|Perl: the Markov chain saw|
Specialized data compressionby wanna_code_perl (Pilgrim)
|on Sep 11, 2012 at 00:56 UTC||Need Help??|
wanna_code_perl has asked for the
wisdom of the Perl Monks concerning the following question:
I have an accelerometer with onboard firmware that generates CSV files with records at 80Hz but only when there is activity. Empirical analysis suggests the mean rate is around 6.0Hz. The CSV has records like this:17077.395763,-739,1059,-16734
If you want to see a sample data file, you can download a <5 hour sample here: accel.csv (3.0MB CSV).
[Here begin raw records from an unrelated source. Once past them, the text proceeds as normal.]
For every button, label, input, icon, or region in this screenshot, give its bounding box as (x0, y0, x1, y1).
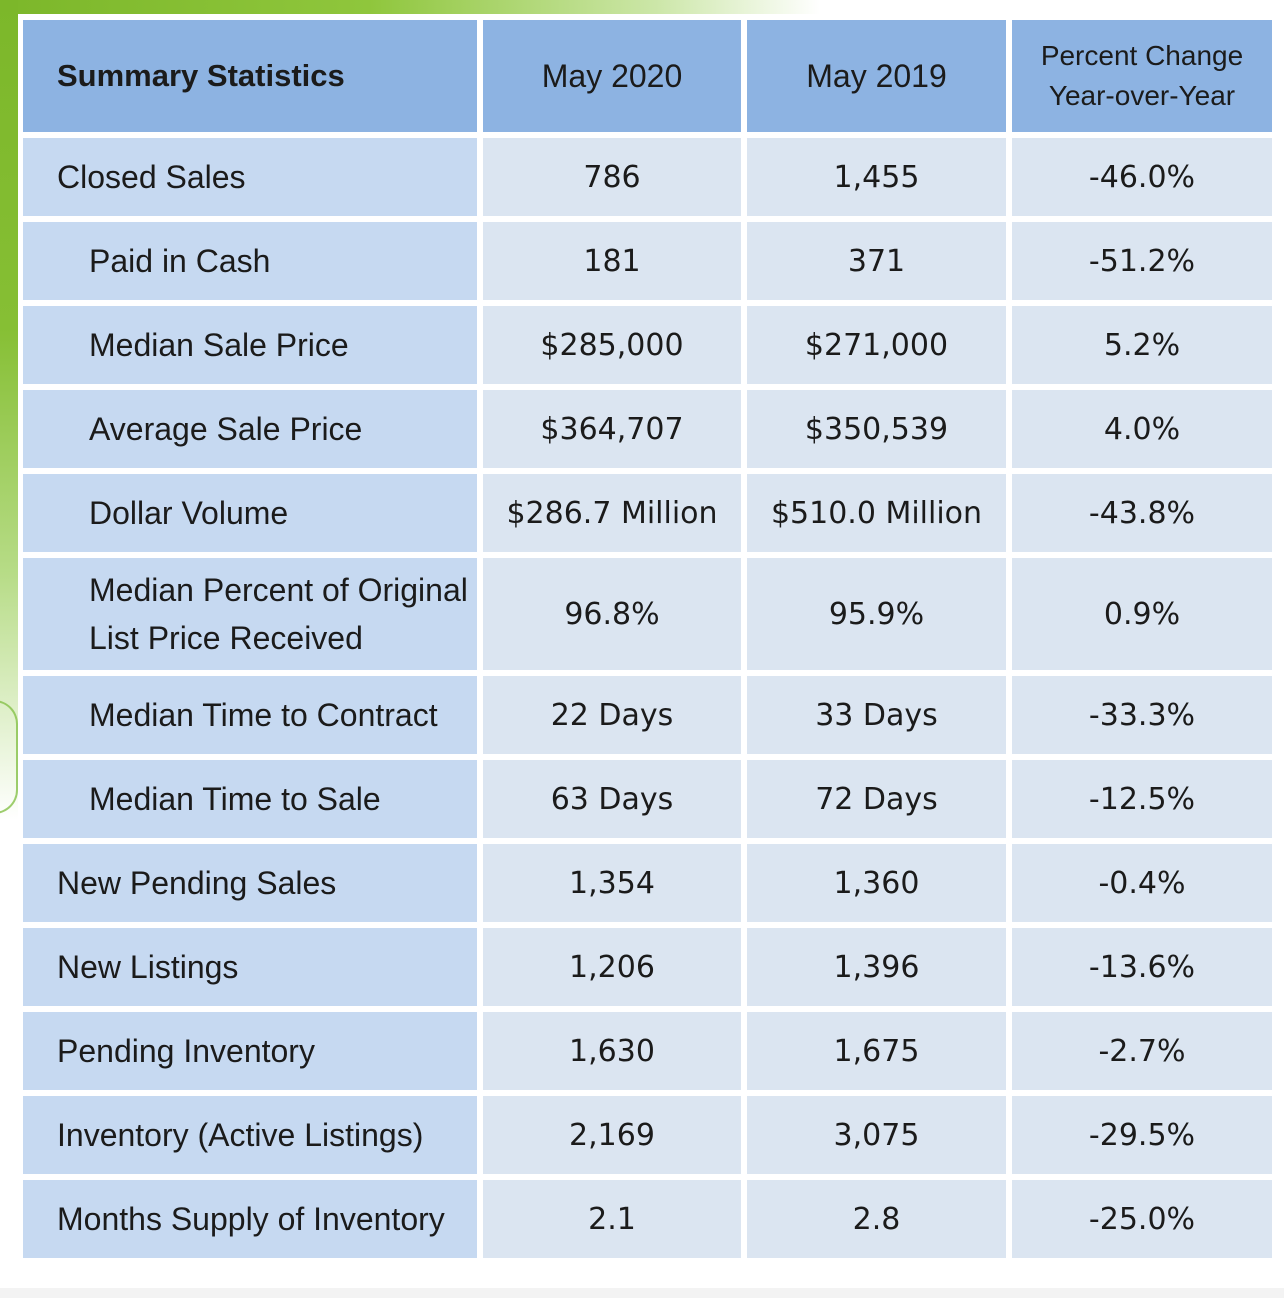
table-row: New Listings 1,206 1,396 -13.6% (23, 928, 1272, 1006)
table-row: Closed Sales 786 1,455 -46.0% (23, 138, 1272, 216)
bottom-edge (0, 1288, 1284, 1298)
row-label: Median Time to Sale (23, 760, 477, 838)
header-may-2019: May 2019 (747, 20, 1006, 132)
cell-may-2019: $350,539 (747, 390, 1006, 468)
green-accent-side (0, 0, 18, 820)
table-row: Dollar Volume $286.7 Million $510.0 Mill… (23, 474, 1272, 552)
table-row: Pending Inventory 1,630 1,675 -2.7% (23, 1012, 1272, 1090)
cell-may-2020: $285,000 (483, 306, 741, 384)
row-label: Median Time to Contract (23, 676, 477, 754)
table-row: Median Percent of Original List Price Re… (23, 558, 1272, 670)
green-accent-bar (0, 0, 820, 14)
cell-may-2019: 371 (747, 222, 1006, 300)
cell-may-2019: 1,396 (747, 928, 1006, 1006)
cell-may-2019: 3,075 (747, 1096, 1006, 1174)
table-row: New Pending Sales 1,354 1,360 -0.4% (23, 844, 1272, 922)
table-row: Median Time to Contract 22 Days 33 Days … (23, 676, 1272, 754)
cell-may-2020: 181 (483, 222, 741, 300)
row-label-line1: Median Percent of Original (89, 572, 468, 608)
table-row: Months Supply of Inventory 2.1 2.8 -25.0… (23, 1180, 1272, 1258)
cell-may-2019: $510.0 Million (747, 474, 1006, 552)
row-label-line2: List Price Received (89, 620, 363, 656)
cell-may-2020: $364,707 (483, 390, 741, 468)
table-row: Inventory (Active Listings) 2,169 3,075 … (23, 1096, 1272, 1174)
cell-may-2020: 1,630 (483, 1012, 741, 1090)
cell-may-2020: 1,354 (483, 844, 741, 922)
cell-may-2020: 22 Days (483, 676, 741, 754)
header-percent-change: Percent Change Year-over-Year (1012, 20, 1272, 132)
row-label: New Listings (23, 928, 477, 1006)
row-label: Average Sale Price (23, 390, 477, 468)
row-label: Median Percent of Original List Price Re… (23, 558, 477, 670)
cell-may-2020: 63 Days (483, 760, 741, 838)
row-label: Months Supply of Inventory (23, 1180, 477, 1258)
cell-may-2020: $286.7 Million (483, 474, 741, 552)
cell-may-2020: 786 (483, 138, 741, 216)
cell-may-2019: 72 Days (747, 760, 1006, 838)
cell-may-2020: 2,169 (483, 1096, 741, 1174)
cell-percent-change: -29.5% (1012, 1096, 1272, 1174)
cell-percent-change: -46.0% (1012, 138, 1272, 216)
row-label: Inventory (Active Listings) (23, 1096, 477, 1174)
header-row: Summary Statistics May 2020 May 2019 Per… (23, 20, 1272, 132)
table-row: Average Sale Price $364,707 $350,539 4.0… (23, 390, 1272, 468)
table-row: Median Sale Price $285,000 $271,000 5.2% (23, 306, 1272, 384)
cell-percent-change: -51.2% (1012, 222, 1272, 300)
cell-may-2020: 96.8% (483, 558, 741, 670)
header-summary-statistics: Summary Statistics (23, 20, 477, 132)
cell-percent-change: -13.6% (1012, 928, 1272, 1006)
row-label: Paid in Cash (23, 222, 477, 300)
cell-may-2019: 1,675 (747, 1012, 1006, 1090)
summary-statistics-table: Summary Statistics May 2020 May 2019 Per… (17, 14, 1278, 1264)
cell-percent-change: -2.7% (1012, 1012, 1272, 1090)
row-label: New Pending Sales (23, 844, 477, 922)
cell-percent-change: 5.2% (1012, 306, 1272, 384)
cell-percent-change: -0.4% (1012, 844, 1272, 922)
cell-may-2019: 1,360 (747, 844, 1006, 922)
cell-may-2019: 33 Days (747, 676, 1006, 754)
header-may-2020: May 2020 (483, 20, 741, 132)
row-label: Pending Inventory (23, 1012, 477, 1090)
table-row: Median Time to Sale 63 Days 72 Days -12.… (23, 760, 1272, 838)
cell-may-2019: 1,455 (747, 138, 1006, 216)
cell-percent-change: 0.9% (1012, 558, 1272, 670)
table-row: Paid in Cash 181 371 -51.2% (23, 222, 1272, 300)
row-label: Dollar Volume (23, 474, 477, 552)
green-accent-curve (0, 700, 18, 814)
cell-percent-change: -33.3% (1012, 676, 1272, 754)
cell-percent-change: 4.0% (1012, 390, 1272, 468)
header-percent-change-line1: Percent Change (1040, 40, 1244, 71)
cell-may-2019: 95.9% (747, 558, 1006, 670)
cell-may-2019: 2.8 (747, 1180, 1006, 1258)
header-percent-change-line2: Year-over-Year (1048, 80, 1236, 111)
cell-may-2020: 2.1 (483, 1180, 741, 1258)
row-label: Closed Sales (23, 138, 477, 216)
cell-percent-change: -43.8% (1012, 474, 1272, 552)
row-label: Median Sale Price (23, 306, 477, 384)
cell-percent-change: -12.5% (1012, 760, 1272, 838)
cell-percent-change: -25.0% (1012, 1180, 1272, 1258)
cell-may-2020: 1,206 (483, 928, 741, 1006)
cell-may-2019: $271,000 (747, 306, 1006, 384)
The columns are seconds (since recording began), and x,y,z accelerometer values in 16384*g signed 16-bit precision.
What I've Tried
Now, the problem is these files are a rather inefficient use of space. To the extent that disk is (not) cheap in my application, I need to reduce their size.
As a first cut, I post-process the files with pack('fsss',...), which gives about 3:1 reduction. Note that the last two digits of the timestamp are spurious, so it can be converted to a single-precision float.
Further compressing the output with xz or bzip2 brings that up to about 5.5:1 (compression alone without pack() was about 4:1).
Finally I started conditionally storing the time as 8-bit delta 1/10000 second values if the delta from the previous record is sufficiently small (at 80Hz, it is), otherwise I store a (magic) 0 followed by unsigned 32-bit 1/10000 seconds. Hence, the record is either Csss (98.5% of records) or CLsss (1.5% of records). This brought the ratio up to 6.5:1 after compression with xz, at the cost of a little more complexity.
Can I improve significantly on 6.5:1 before I move on to lossy methods, such as reducing the frequency and resolution?